Wild Life is directed by Aoyama Shinji, two years prior to EM Embalming, a psychological (schlock) horror which does not resemble Wild Life in any aspect save perhaps the dramatic soundtrack. Out of Aoyama's 21 films (as listed in JMBD) I have to date only seen these two wholly divergent films and so cannot provide much insight into his directorial tendencies or favorite themes.

It is obvious however, that Wild Life is wholly humanitarian in its outlook. The characters of Sakai (Toyohara Kosuke) and Tsumura (Mickey Curtis) are thoroughly developed in both their relationships and contemplations so that the audience is forced to wholly empathize with their distress. But juxtaposed these two are similarly developed antagonists whose own humanitarian principles become the ground for the films climax and resolution.

Timidity, apathy, fear, love, sudden courage and brute force all blend well in this story of a young man who rediscovers himself in the midst of a life-threatening chain of events.
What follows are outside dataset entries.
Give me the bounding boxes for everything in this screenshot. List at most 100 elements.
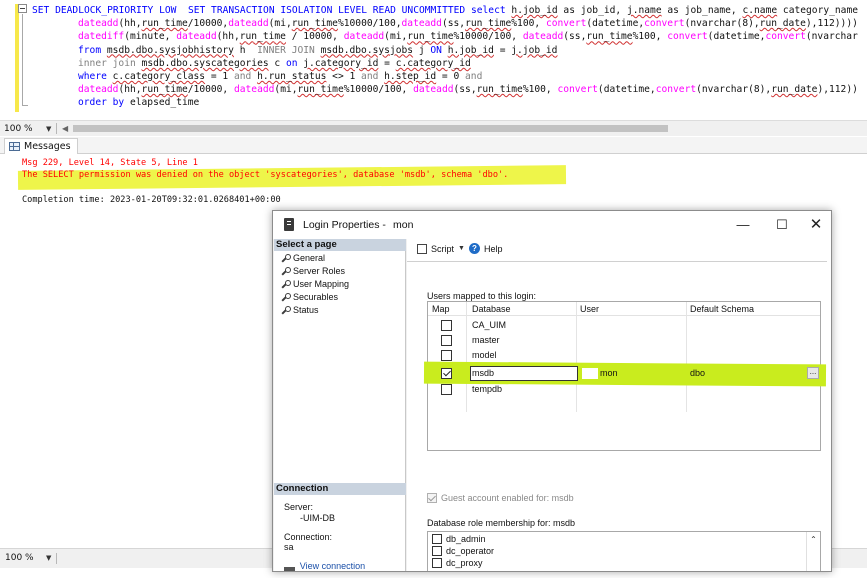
code-token: c.category_id (395, 57, 471, 69)
table-row[interactable]: CA_UIM (428, 318, 820, 333)
map-checkbox[interactable] (441, 368, 452, 379)
help-icon[interactable]: ? (468, 243, 480, 254)
scrollbar-thumb[interactable] (73, 125, 668, 132)
script-button[interactable]: Script (431, 244, 454, 254)
role-checkbox[interactable] (432, 546, 442, 556)
role-name: db_admin (446, 534, 486, 544)
table-row[interactable]: tempdb (428, 382, 820, 397)
wrench-icon (280, 305, 291, 315)
code-token: h.run_status (257, 70, 327, 82)
code-line[interactable]: where c.category_class = 1 and h.run_sta… (32, 70, 867, 83)
code-line[interactable]: SET DEADLOCK_PRIORITY LOW SET TRANSACTIO… (32, 4, 867, 17)
code-token: dateadd (233, 84, 275, 96)
code-line[interactable]: inner join msdb.dbo.syscategories c on j… (32, 57, 867, 70)
table-row[interactable]: model (428, 348, 820, 363)
code-line[interactable]: dateadd(hh,run_time/10000, dateadd(mi,ru… (32, 83, 867, 96)
guest-account-label: Guest account enabled for: msdb (441, 493, 574, 503)
list-item[interactable]: dc_operator (432, 546, 494, 556)
column-header-database[interactable]: Database (472, 304, 511, 314)
role-checkbox[interactable] (432, 558, 442, 568)
user-cell[interactable]: mon (600, 368, 618, 378)
tab-messages[interactable]: Messages (4, 138, 78, 154)
code-line[interactable]: dateadd(hh,run_time/10000,dateadd(mi,run… (32, 17, 867, 30)
code-token: (hh, (118, 18, 142, 30)
code-token: c (268, 57, 286, 69)
change-indicator-bar (15, 4, 19, 112)
code-token: (mi, (384, 31, 408, 43)
close-button[interactable]: ✕ (801, 215, 831, 235)
query-text[interactable]: SET DEADLOCK_PRIORITY LOW SET TRANSACTIO… (32, 4, 867, 110)
sql-editor[interactable]: SET DEADLOCK_PRIORITY LOW SET TRANSACTIO… (0, 0, 867, 118)
role-membership-label: Database role membership for: msdb (427, 518, 576, 528)
code-line[interactable]: datediff(minute, dateadd(hh,run_time / 1… (32, 30, 867, 43)
outline-line (22, 14, 23, 106)
code-token: run_time (407, 31, 454, 43)
column-header-user[interactable]: User (580, 304, 599, 314)
code-token: j.job_id (511, 44, 558, 56)
completion-time: Completion time: 2023-01-20T09:32:01.026… (22, 195, 281, 205)
code-line[interactable]: from msdb.dbo.sysjobhistory h INNER JOIN… (32, 44, 867, 57)
code-token: = 0 (436, 70, 466, 82)
help-button[interactable]: Help (484, 244, 503, 254)
code-token: datediff (78, 31, 125, 43)
column-header-default-schema[interactable]: Default Schema (690, 304, 754, 314)
editor-zoom-level[interactable]: 100 % (4, 123, 33, 135)
connection-label: Connection: (284, 532, 333, 542)
code-token: dateadd (343, 31, 385, 43)
role-checkbox[interactable] (432, 534, 442, 544)
script-icon[interactable] (417, 243, 427, 254)
minimize-button[interactable]: — (728, 215, 758, 235)
outline-end (22, 105, 28, 106)
list-item[interactable]: db_admin (432, 534, 486, 544)
code-line[interactable]: order by elapsed_time (32, 96, 867, 109)
editor-horizontal-scrollbar[interactable]: 100 % ▼ ◀ (0, 120, 867, 136)
page-selector-pane: Select a page General Server Roles User … (274, 239, 406, 571)
map-checkbox[interactable] (441, 335, 452, 346)
connection-header: Connection (274, 483, 406, 495)
browse-schema-button[interactable]: ... (807, 367, 819, 379)
maximize-button[interactable]: ☐ (767, 215, 797, 235)
page-item-status[interactable]: Status (280, 305, 319, 315)
scroll-up-icon[interactable]: ⌃ (806, 532, 820, 571)
code-token: where (78, 70, 113, 82)
list-item[interactable]: dc_proxy (432, 558, 483, 568)
chevron-down-icon[interactable]: ▼ (46, 123, 51, 135)
code-token: order by (78, 97, 130, 109)
divider (56, 123, 57, 134)
table-row[interactable]: master (428, 333, 820, 348)
map-checkbox[interactable] (441, 350, 452, 361)
page-item-server-roles[interactable]: Server Roles (280, 266, 345, 276)
scroll-left-icon[interactable]: ◀ (62, 123, 68, 135)
code-token: (nvarchar(8),ru (805, 31, 867, 43)
code-token: /10000, (187, 18, 229, 30)
chevron-down-icon[interactable]: ▼ (458, 245, 465, 252)
role-membership-list[interactable]: db_admin dc_operator dc_proxy ⌃ (427, 531, 821, 571)
editor-right-edge (859, 0, 867, 118)
login-properties-dialog[interactable]: Login Properties - mon — ☐ ✕ Select a pa… (272, 210, 832, 572)
column-header-map[interactable]: Map (432, 304, 450, 314)
results-zoom-level[interactable]: 100 % (5, 553, 34, 563)
page-item-user-mapping[interactable]: User Mapping (280, 279, 349, 289)
view-connection-properties-label: View connection properties (299, 561, 366, 571)
select-page-header: Select a page (274, 239, 406, 251)
map-checkbox[interactable] (441, 384, 452, 395)
code-token: dateadd (78, 18, 119, 30)
code-token: ),112)))) as (805, 18, 867, 30)
page-item-securables[interactable]: Securables (280, 292, 338, 302)
users-mapped-grid[interactable]: Map Database User Default Schema CA_UIM … (423, 301, 827, 451)
code-token: run_date (771, 84, 818, 96)
code-token: as job_name, (661, 5, 743, 16)
map-checkbox[interactable] (441, 320, 452, 331)
table-row[interactable]: msdb mon dbo ... (428, 366, 820, 381)
code-token: (nvarchar(8), (696, 84, 772, 96)
role-name: dc_operator (446, 546, 495, 556)
code-token: = 1 (205, 70, 234, 82)
default-schema-cell[interactable]: dbo (690, 368, 705, 378)
page-item-general[interactable]: General (280, 253, 325, 263)
chevron-down-icon[interactable]: ▼ (46, 554, 51, 562)
collapse-toggle-icon[interactable] (18, 4, 27, 13)
tab-messages-label: Messages (24, 141, 71, 152)
code-token: = (493, 44, 512, 56)
dialog-titlebar[interactable]: Login Properties - mon — ☐ ✕ (273, 211, 831, 239)
view-connection-properties-link[interactable]: View connection properties (284, 561, 405, 571)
Ex-boxer Sakai Hiroki now works as a pachinko repairman for the kind and elderly Tsumura. Tsumura entered into to the gaming business many years back and was soon thereafter initiated into the yakuza's tight control over Tokyo's "entertainment" businesses. When corrupt cops brutally beat Mizuguchi, one of his employees, senseless as a warning, Tsumura quickly finds himself in shady and undesirable relationships with powerful local crime lords.

Years later, word of a videotape of the beating soon spreads after Mizuguchi suddenly appears. When the news reaches the ears of the yakuza, they soon appear in full intimidating force to obtain the tape. Tsumura and Sakai's life are soon thrown into a chaotic and dangerous hell which would appear hopeless, as they are soon both violently confronted by belligerent yakuza lords.
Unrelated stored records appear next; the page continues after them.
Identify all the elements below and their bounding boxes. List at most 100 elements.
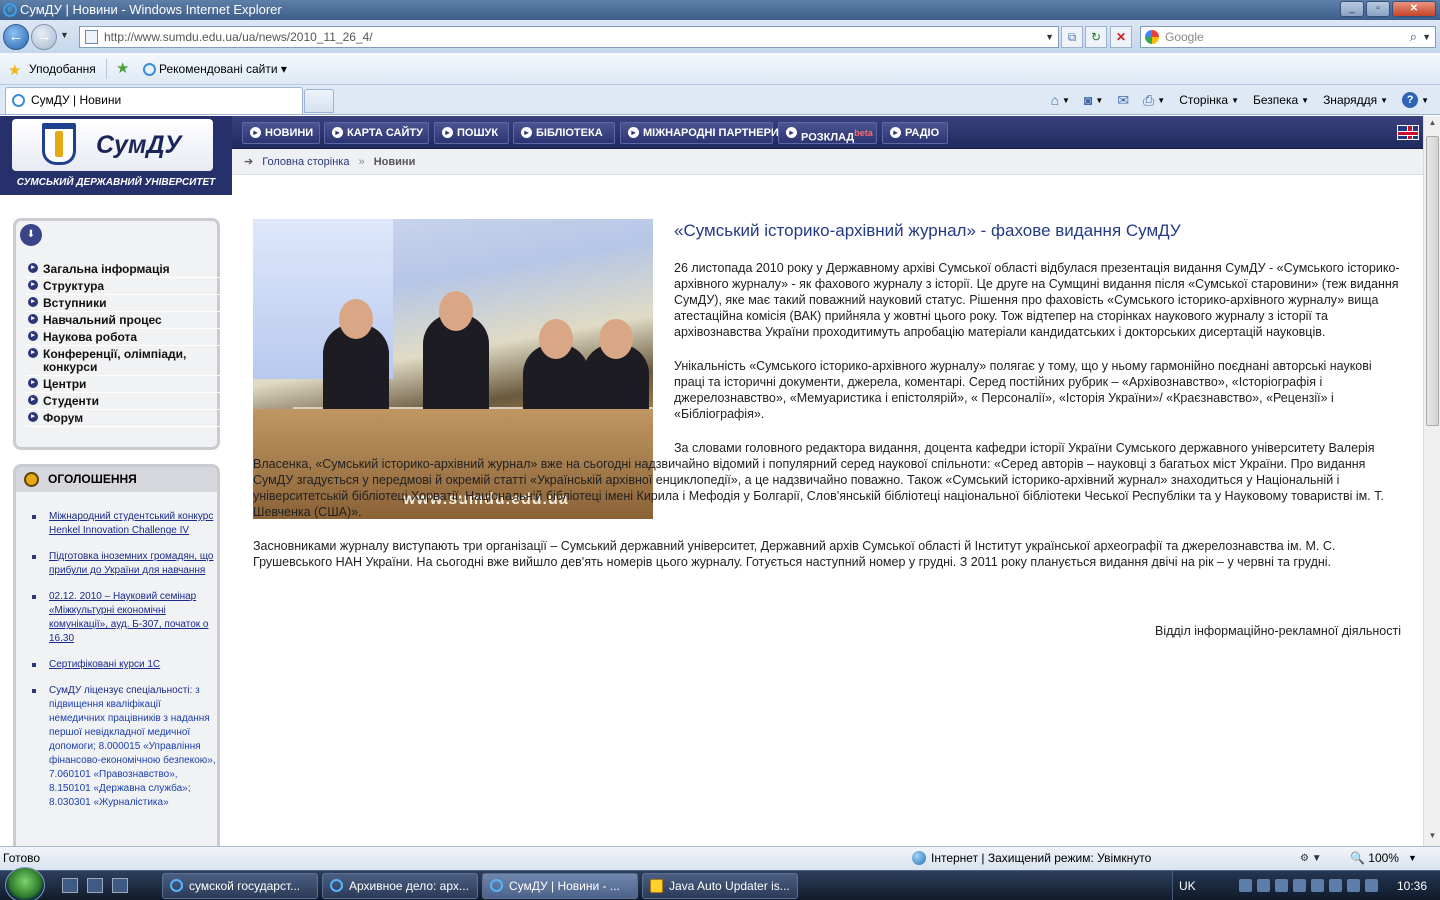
article-paragraph: 26 листопада 2010 року у Державному архі… bbox=[674, 261, 1400, 339]
nav-radio-label: РАДІО bbox=[905, 127, 940, 139]
address-dropdown-icon[interactable]: ▼ bbox=[1045, 27, 1054, 47]
breadcrumb-home[interactable]: Головна сторінка bbox=[262, 156, 349, 168]
favorites-button[interactable]: Уподобання bbox=[29, 62, 96, 76]
tray-app-icon[interactable] bbox=[1347, 879, 1360, 892]
page-menu[interactable]: Сторінка ▼ bbox=[1174, 93, 1244, 107]
nav-library[interactable]: ▸ БІБЛІОТЕКА bbox=[513, 122, 615, 144]
announcement-link[interactable]: Міжнародний студентський конкурс Henkel … bbox=[49, 511, 213, 536]
sidebar-item-education[interactable]: ▸ Навчальний процес bbox=[26, 312, 221, 329]
arrow-icon: ▸ bbox=[786, 127, 797, 138]
nav-international-partners[interactable]: ▸ МІЖНАРОДНІ ПАРТНЕРИ bbox=[620, 122, 779, 144]
sidebar-item-students[interactable]: ▸ Студенти bbox=[26, 393, 221, 410]
scrollbar-thumb[interactable] bbox=[1426, 136, 1439, 426]
recommended-sites-button[interactable]: Рекомендовані сайти ▾ bbox=[143, 62, 287, 76]
tray-network-icon[interactable] bbox=[1239, 879, 1252, 892]
arrow-icon: ▸ bbox=[521, 127, 532, 138]
tray-app-icon[interactable] bbox=[1329, 879, 1342, 892]
address-bar[interactable]: http://www.sumdu.edu.ua/ua/news/2010_11_… bbox=[79, 26, 1059, 48]
stop-icon[interactable]: ✕ bbox=[1110, 26, 1132, 48]
taskbar-button-active[interactable]: СумДУ | Новини - ... bbox=[482, 873, 638, 899]
article-paragraph: За словами головного редактора видання, … bbox=[253, 441, 1384, 519]
safety-menu[interactable]: Безпека ▼ bbox=[1248, 93, 1314, 107]
language-indicator[interactable]: UK bbox=[1179, 871, 1196, 900]
recent-pages-dropdown-icon[interactable]: ▼ bbox=[60, 30, 69, 40]
search-icon[interactable]: ⌕ bbox=[1410, 27, 1417, 47]
window-titlebar: e СумДУ | Новини - Windows Internet Expl… bbox=[0, 0, 1440, 20]
scroll-up-icon[interactable]: ▲ bbox=[1426, 118, 1439, 131]
tray-app-icon[interactable] bbox=[1293, 879, 1306, 892]
license-link[interactable]: з підвищення кваліфікації немедичних пра… bbox=[49, 685, 216, 808]
sidebar-item-general-info[interactable]: ▸ Загальна інформація bbox=[26, 261, 221, 278]
close-button[interactable]: ✕ bbox=[1392, 1, 1436, 17]
beta-badge: beta bbox=[854, 128, 873, 138]
announcement-link[interactable]: Підготовка іноземних громадян, що прибул… bbox=[49, 551, 214, 576]
clock[interactable]: 10:36 bbox=[1397, 871, 1427, 900]
taskbar-button[interactable]: Архивное дело: арх... bbox=[322, 873, 478, 899]
sidebar-item-research[interactable]: ▸ Наукова робота bbox=[26, 329, 221, 346]
nav-schedule[interactable]: ▸ РОЗКЛАДbeta bbox=[778, 122, 877, 144]
print-button[interactable]: ⎙ ▼ bbox=[1138, 92, 1170, 109]
taskbar-button[interactable]: Java Auto Updater is... bbox=[642, 873, 798, 899]
status-tools-icon[interactable]: ⚙ ▼ bbox=[1300, 847, 1322, 870]
announcement-link[interactable]: Сертифіковані курси 1С bbox=[49, 659, 160, 670]
new-tab-button[interactable] bbox=[304, 89, 334, 113]
nav-search-label: ПОШУК bbox=[457, 127, 499, 139]
feeds-button[interactable]: ◙ ▼ bbox=[1079, 92, 1108, 108]
minimize-button[interactable]: _ bbox=[1340, 1, 1364, 17]
license-lead: СумДУ ліцензує спеціальності: bbox=[49, 685, 193, 696]
nav-search[interactable]: ▸ ПОШУК bbox=[434, 122, 509, 144]
tray-app-icon[interactable] bbox=[1275, 879, 1288, 892]
taskbar-button[interactable]: сумской государст... bbox=[162, 873, 318, 899]
nav-news[interactable]: ▸ НОВИНИ bbox=[242, 122, 320, 144]
search-dropdown-icon[interactable]: ▼ bbox=[1422, 27, 1431, 47]
tray-volume-icon[interactable] bbox=[1365, 879, 1378, 892]
english-flag-icon[interactable] bbox=[1397, 125, 1419, 140]
list-item: 02.12. 2010 – Науковий семінар «Міжкульт… bbox=[26, 590, 216, 646]
collapse-icon[interactable]: ⬇ bbox=[20, 224, 42, 246]
tools-menu-label: Знаряддя bbox=[1323, 93, 1378, 107]
tray-app-icon[interactable] bbox=[1257, 879, 1270, 892]
sidebar-item-forum[interactable]: ▸ Форум bbox=[26, 410, 221, 427]
refresh-icon[interactable]: ↻ bbox=[1085, 26, 1107, 48]
announcements-title: ОГОЛОШЕННЯ bbox=[48, 472, 137, 486]
add-favorite-icon[interactable]: ★ bbox=[116, 59, 129, 77]
nav-schedule-label: РОЗКЛАД bbox=[801, 131, 855, 144]
rss-icon: ◙ bbox=[1083, 92, 1093, 108]
nav-sitemap[interactable]: ▸ КАРТА САЙТУ bbox=[324, 122, 429, 144]
show-desktop-icon[interactable] bbox=[62, 878, 78, 893]
maximize-button[interactable]: ▫ bbox=[1366, 1, 1390, 17]
sidebar-item-applicants[interactable]: ▸ Вступники bbox=[26, 295, 221, 312]
back-button[interactable]: ← bbox=[3, 24, 29, 50]
tools-menu[interactable]: Знаряддя ▼ bbox=[1318, 93, 1393, 107]
favorites-bar: ★ Уподобання ★ Рекомендовані сайти ▾ bbox=[0, 53, 1440, 85]
scroll-down-icon[interactable]: ▼ bbox=[1426, 831, 1439, 844]
ie-quicklaunch-icon[interactable] bbox=[112, 878, 128, 893]
address-url[interactable]: http://www.sumdu.edu.ua/ua/news/2010_11_… bbox=[104, 30, 373, 44]
vertical-scrollbar[interactable]: ▲ ▼ bbox=[1423, 116, 1440, 846]
zoom-level[interactable]: 🔍 100% bbox=[1350, 847, 1399, 870]
tray-app-icon[interactable] bbox=[1311, 879, 1324, 892]
favorites-star-icon[interactable]: ★ bbox=[8, 61, 21, 79]
arrow-icon: ▸ bbox=[28, 297, 38, 307]
help-button[interactable]: ? ▼ bbox=[1397, 92, 1434, 108]
forward-button[interactable]: → bbox=[31, 24, 57, 50]
sidebar-item-structure[interactable]: ▸ Структура bbox=[26, 278, 221, 295]
tab-sumdu-news[interactable]: СумДУ | Новини bbox=[5, 87, 303, 114]
site-logo-block[interactable]: СумДУ СУМСЬКИЙ ДЕРЖАВНИЙ УНІВЕРСИТЕТ bbox=[0, 116, 232, 198]
zoom-dropdown-icon[interactable]: ▼ bbox=[1408, 847, 1417, 870]
compatibility-view-icon[interactable]: ⧉ bbox=[1061, 26, 1083, 48]
arrow-icon: ▸ bbox=[628, 127, 639, 138]
announcement-link[interactable]: 02.12. 2010 – Науковий семінар «Міжкульт… bbox=[49, 591, 208, 644]
search-input[interactable]: Google ⌕ ▼ bbox=[1140, 26, 1436, 48]
security-zone[interactable]: Інтернет | Захищений режим: Увімкнуто bbox=[912, 847, 1151, 870]
sidebar-item-conferences[interactable]: ▸ Конференції, олімпіади, конкурси bbox=[26, 346, 221, 376]
command-bar: ⌂ ▼ ◙ ▼ ✉ ⎙ ▼ Сторінка ▼ Безпека ▼ Знаряддя ▼ … bbox=[1046, 89, 1434, 111]
mail-button[interactable]: ✉ bbox=[1112, 92, 1134, 109]
home-button[interactable]: ⌂ ▼ bbox=[1046, 92, 1075, 108]
start-button[interactable] bbox=[5, 867, 45, 900]
arrow-icon: ▸ bbox=[28, 395, 38, 405]
switch-windows-icon[interactable] bbox=[87, 878, 103, 893]
nav-radio[interactable]: ▸ РАДІО bbox=[882, 122, 948, 144]
sidebar-menu-box: ⬇ ▸ Загальна інформація ▸ Структура ▸ Вступ… bbox=[13, 218, 221, 450]
sidebar-item-centers[interactable]: ▸ Центри bbox=[26, 376, 221, 393]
This is a well-rounded and enjoyable film on several levels. The ultimately humanitarian nature of the characters is done subtly and deliberately so that it is indeed convincing. And this is a key element to the film's success, since director Aoyama relies first upon the tensions of inner conflict and uses external action secondarily to buttress this. Thus it is not the action which rivets the viewer, but the viewer's wonderment as to how the temperament of Sakai will respond to these threats.

And this question is answered in a wholly satisfying and consistent manner. Fused with subtle humor throughout, the storyline makes the convincing transition from routine to spontaneous, from isolation to love, from timidity to courage.

This is recommendable and is appropriate for (older) youth and adults.

Version reviewed: Region 1 DVD

cultural interest violence sex strangeness
Nothing on the culture scale unless you need a little insight into the pachinko business. Some physical beatings and gun violence, most of which is implied and off-screen. Sakai's obviously first romantic encounter is as awkward to watch as it is embarrassing. Needless to say NO HOT ACTION HERE. Good-natured yakuza tale pitting a well-intentioned good guy against very rough circumstances.